By Kevin Gault
With competition so tough these days, you’ve got to seize every opportunity to craft content that will compel your readers to buy. But when writing to persuade, if you begin with your own product or service in mind, you’ve started wrong.”To write persuasively, you must put yourself in the reader’s position,” says Bryan Eisenberg, co-founder and executive vice president of marketing consulting firm FutureNow, Inc. (www.futurenowinc.com). “You have to be able to see the world from his or her buying point of view. Think about who your customer is and why he or she is reading what you’ve written. If you start any other way, you’re going to fall short.”
Then take this idea a step further, Bryan says. After you consider at what point in the buying process the reader is, think about where you want him or her to go next. When you have a clear picture of where readers start and where you want them to finish, you can write copy that guides them along the path to purchasing your product.
No Outrageous Claims
Don’t make your product’s benefits sound too good to be true, Eisenberg says. “I often read white papers that are solidly constructed, but all of a sudden there’s an outrageous claim that can’t be substantiated, which immediately disqualifies everything else in the paper. Make sure that your prospect realizes that your claims make sense. If readers question the validity of something you’ve written, you erode their confidence in the information you’ve given them.”
It’s vitally important to describe benefits clearly for the reader.
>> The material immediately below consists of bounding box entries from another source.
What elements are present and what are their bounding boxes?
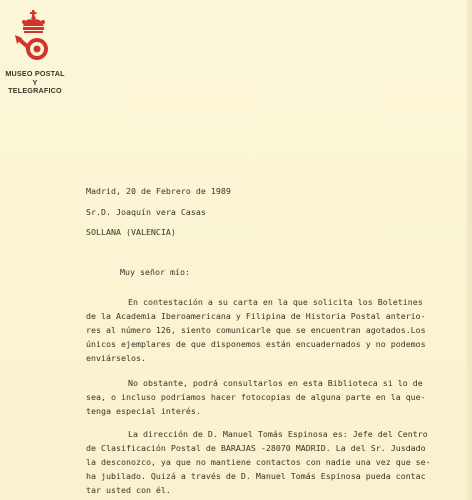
recipient-city: SOLLANA (VALENCIA)	[86, 227, 176, 237]
paragraph-line: tenga especial interés.	[86, 406, 201, 416]
paragraph-line: enviárselos.	[86, 353, 146, 363]
paragraph-line: res al número 126, siento comunicarle que se encuentran agotados.Los	[86, 325, 426, 335]
paper-edge	[466, 0, 472, 500]
paragraph-line: No obstante, podrá consultarlos en esta Biblioteca si lo de	[128, 378, 423, 388]
paragraph-line: de la Academia Iberoamericana y Filipina de Historia Postal anterio-	[86, 311, 426, 321]
museum-name	[0, 70, 70, 96]
crown-horn-emblem-icon	[14, 8, 58, 70]
museum-name-line2: Y	[32, 77, 38, 87]
date-line: Madrid, 20 de Febrero de 1989	[86, 186, 231, 196]
museum-name-line1: MUSEO POSTAL	[5, 69, 65, 78]
paragraph-line: En contestación a su carta en la que solicita los Boletines	[128, 297, 423, 307]
paragraph-line: La dirección de D. Manuel Tomás Espinosa es: Jefe del Centro	[128, 429, 428, 439]
paragraph-line: ha jubilado. Quizá a través de D. Manuel Tomás Espinosa pueda contac	[86, 471, 426, 481]
salutation: Muy señor mío:	[120, 267, 190, 277]
paragraph-line: sea, o incluso podríamos hacer fotocopias de alguna parte en la que-	[86, 392, 426, 402]
paragraph-line: la desconozco, ya que no mantiene contactos con nadie una vez que se-	[86, 457, 431, 467]
recipient-name: Sr.D. Joaquín vera Casas	[86, 207, 206, 217]
museum-name-line3: TELEGRAFICO	[8, 86, 62, 95]
paragraph-line: únicos ejemplares de que disponemos están encuadernados y no podemos	[86, 339, 426, 349]
paragraph-line: tar usted con él.	[86, 485, 171, 495]
paragraph-line: de Clasificación Postal de BARAJAS -28070 MADRID. La del Sr. Jusdado	[86, 443, 426, 453]
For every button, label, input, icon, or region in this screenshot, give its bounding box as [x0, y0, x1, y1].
Eisenberg recommends trying this exercise: After you’ve described a benefit, ask yourself the question, “Which means?” This helps you break down benefits into the simplest, most understandable terms. “You may have to ask this question a number of times until you get to the heart of what your product actually means for the reader,” Bryan says.
Ask for the Sale
Don’t waste your efforts to persuade the reader by not asking for the sale. Make it easy for the reader to take action, Bryan says, by listing contact information—including phone number, address, email address, Twitter ID and URL—on every page of your document instead of just at the end. And make each piece of information clickable. “It’s truly amazing the number of people who are too lazy to copy and paste!”
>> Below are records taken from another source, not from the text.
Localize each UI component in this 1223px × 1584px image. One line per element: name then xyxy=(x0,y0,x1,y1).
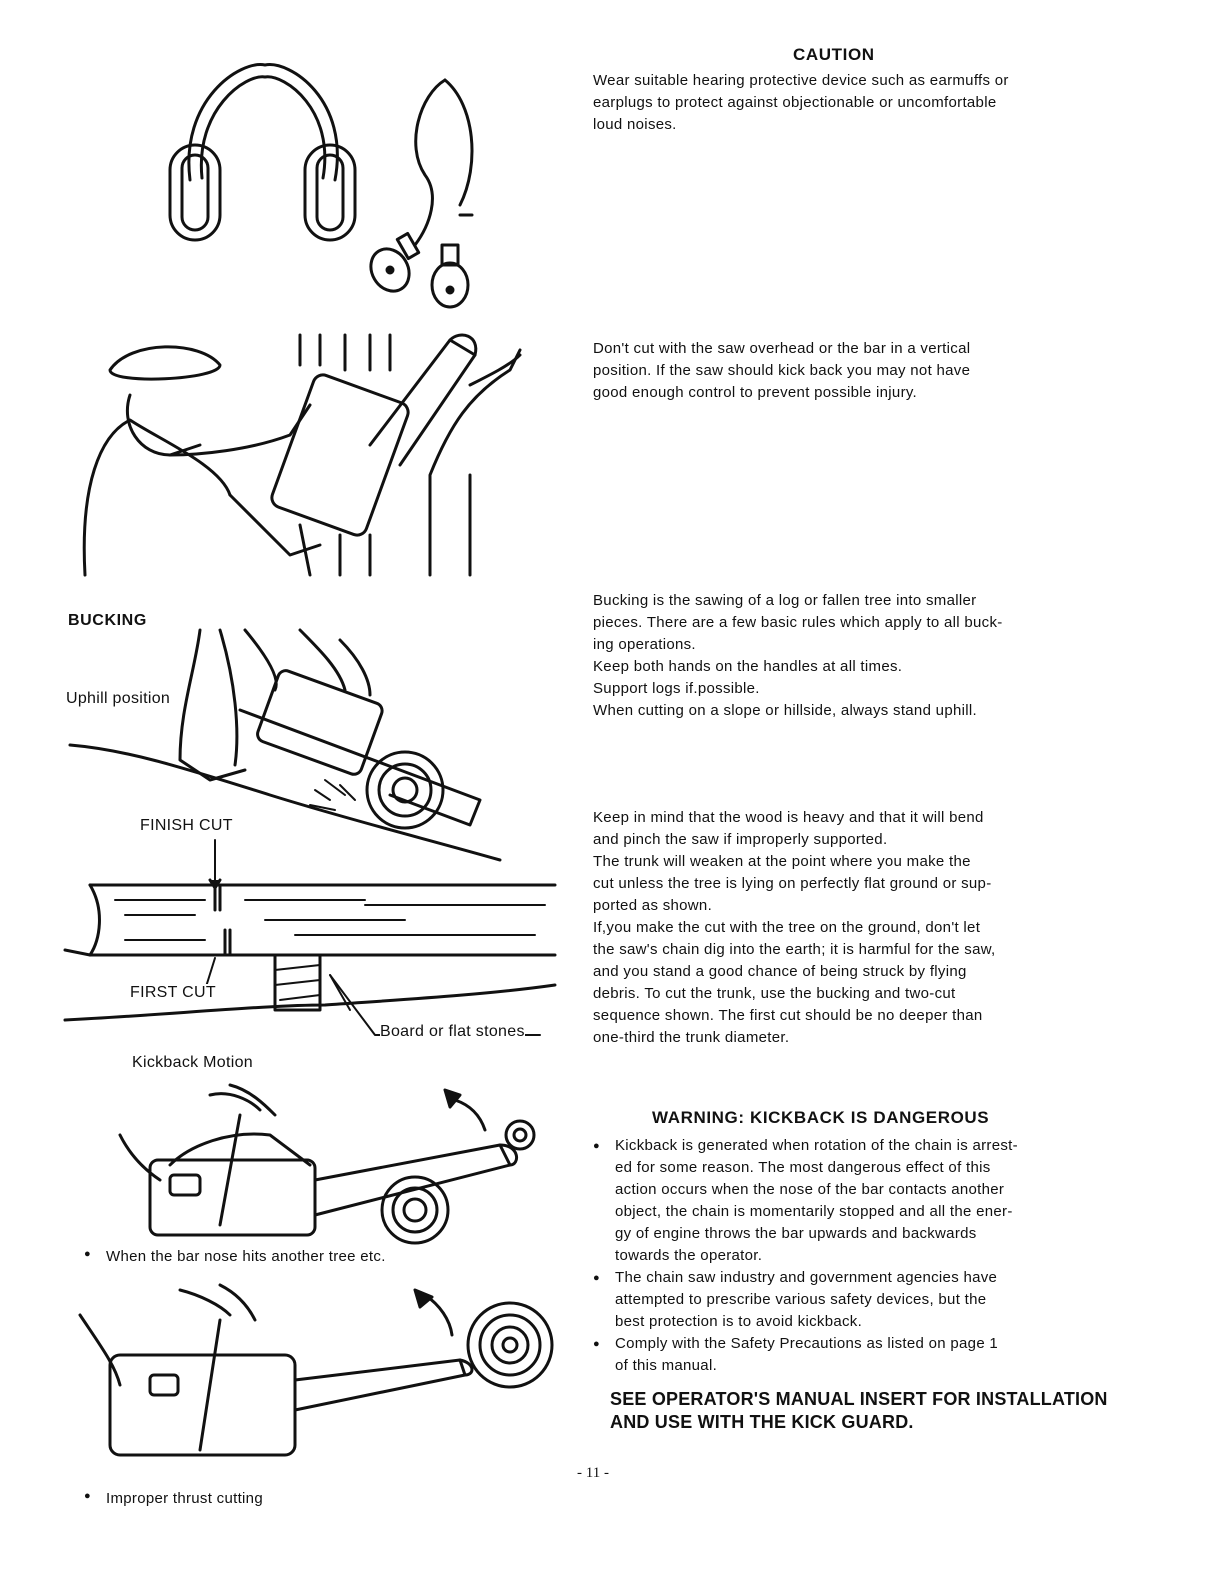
kickback-caption-thrust: ● Improper thrust cutting xyxy=(84,1490,1223,1507)
caution-heading: CAUTION xyxy=(793,45,875,64)
caution-line: Wear suitable hearing protective device such as earmuffs or xyxy=(593,72,1009,89)
finish-cut-label: FINISH CUT xyxy=(140,817,233,834)
warning-line: best protection is to avoid kickback. xyxy=(615,1313,863,1330)
warning-line: object, the chain is momentarily stopped and all the ener- xyxy=(615,1203,1013,1220)
bucking-line: When cutting on a slope or hillside, always stand uphill. xyxy=(593,702,977,719)
bucking-line: pieces. There are a few basic rules which apply to all buck- xyxy=(593,614,1003,631)
overhead-line: good enough control to prevent possible injury. xyxy=(593,384,918,401)
weight-line: If,you make the cut with the tree on the ground, don't let xyxy=(593,919,981,936)
weight-line: sequence shown. The first cut should be no deeper than xyxy=(593,1007,983,1024)
weight-line: ported as shown. xyxy=(593,897,713,914)
notice-line: SEE OPERATOR'S MANUAL INSERT FOR INSTALLATION xyxy=(610,1389,1108,1409)
warning-line: ● The chain saw industry and government agencies have xyxy=(615,1269,998,1286)
overhead-line: position. If the saw should kick back you may not have xyxy=(593,362,971,379)
bucking-intro-text xyxy=(593,590,1085,722)
kick-guard-notice xyxy=(610,1388,1108,1434)
bucking-line: Bucking is the sawing of a log or fallen tree into smaller xyxy=(593,592,977,609)
warning-line: attempted to prescribe various safety devices, but the xyxy=(615,1291,987,1308)
bucking-weight-text xyxy=(593,807,1085,1049)
weight-line: cut unless the tree is lying on perfectly flat ground or sup- xyxy=(593,875,992,892)
page-number: - 11 - xyxy=(577,1465,609,1481)
warning-line: ● Kickback is generated when rotation of the chain is arrest- xyxy=(615,1137,1018,1154)
weight-line: and you stand a good chance of being struck by flying xyxy=(593,963,967,980)
earplugs-illustration xyxy=(360,75,500,315)
bucking-line: ing operations. xyxy=(593,636,696,653)
bucking-line: Keep both hands on the handles at all times. xyxy=(593,658,903,675)
weight-line: Keep in mind that the wood is heavy and that it will bend xyxy=(593,809,984,826)
caution-text xyxy=(593,70,1085,136)
weight-line: debris. To cut the trunk, use the bucking and two-cut xyxy=(593,985,956,1002)
kickback-motion-label: Kickback Motion xyxy=(132,1054,253,1071)
caution-line: loud noises. xyxy=(593,116,677,133)
caution-line: earplugs to protect against objectionable or uncomfortable xyxy=(593,94,997,111)
bucking-line: Support logs if.possible. xyxy=(593,680,760,697)
kickback-caption-bar-nose: ● When the bar nose hits another tree etc. xyxy=(84,1248,1223,1265)
first-cut-label: FIRST CUT xyxy=(130,984,216,1001)
warning-bullets xyxy=(593,1135,1085,1377)
warning-line: ed for some reason. The most dangerous effect of this xyxy=(615,1159,991,1176)
warning-line: gy of engine throws the bar upwards and backwards xyxy=(615,1225,977,1242)
warning-line: of this manual. xyxy=(615,1357,718,1374)
kickback-bar-nose-illustration xyxy=(100,1085,560,1245)
warning-heading: WARNING: KICKBACK IS DANGEROUS xyxy=(652,1108,990,1127)
kickback-thrust-illustration xyxy=(70,1285,550,1465)
overhead-line: Don't cut with the saw overhead or the bar in a vertical xyxy=(593,340,971,357)
warning-line: action occurs when the nose of the bar contacts another xyxy=(615,1181,1005,1198)
board-label: Board or flat stones xyxy=(380,1023,525,1040)
uphill-bucking-illustration xyxy=(70,630,500,860)
warning-bullet xyxy=(593,1135,1085,1267)
bucking-heading: BUCKING xyxy=(68,612,147,629)
warning-bullet xyxy=(593,1333,1085,1377)
notice-line: AND USE WITH THE KICK GUARD. xyxy=(610,1412,914,1432)
overhead-warning-text xyxy=(593,338,1085,404)
weight-line: The trunk will weaken at the point where you make the xyxy=(593,853,971,870)
overhead-cutting-illustration xyxy=(70,325,530,575)
warning-line: ● Comply with the Safety Precautions as listed on page 1 xyxy=(615,1335,999,1352)
uphill-position-label: Uphill position xyxy=(66,690,171,707)
warning-bullet xyxy=(593,1267,1085,1333)
weight-line: and pinch the saw if improperly supported. xyxy=(593,831,888,848)
weight-line: the saw's chain dig into the earth; it is harmful for the saw, xyxy=(593,941,996,958)
weight-line: one-third the trunk diameter. xyxy=(593,1029,790,1046)
warning-line: towards the operator. xyxy=(615,1247,763,1264)
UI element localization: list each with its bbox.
To persuade readers to buy, put yourself in their shoes, both in terms of where they are and where you want them to go. Don’t make outrageous claims—your readers won’t believe them. Be crystal clear when you describe benefits and don’t forget to ask for the sale.
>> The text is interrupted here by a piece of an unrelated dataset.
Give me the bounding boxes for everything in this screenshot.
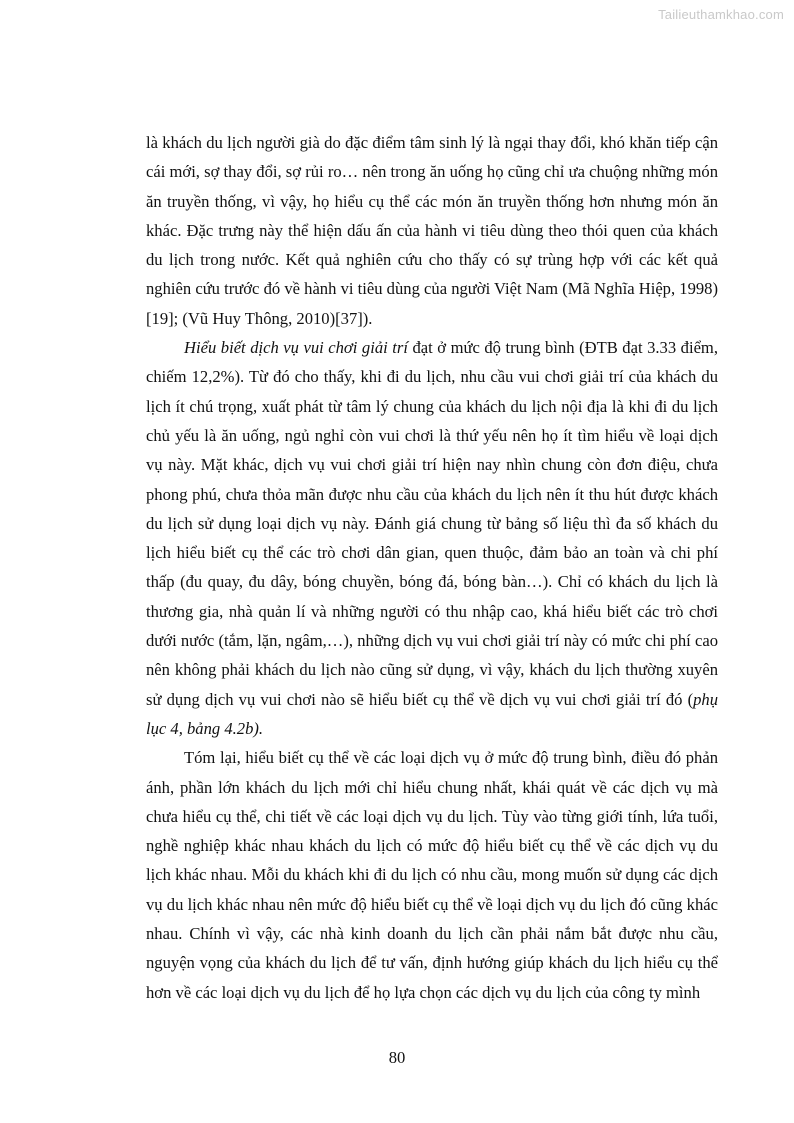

“Every piece of content that you publish can persuade or dissuade your prospects,” concludes Eisenberg, who co-wrote the best-selling books Persuasive Online Copywriting and Call to Action. “All too often, I see content that is just meant to fill blank spaces. Why wouldn’t you put your best foot forward every single time and make your written communication something that promotes your business and asks the reader to buy?”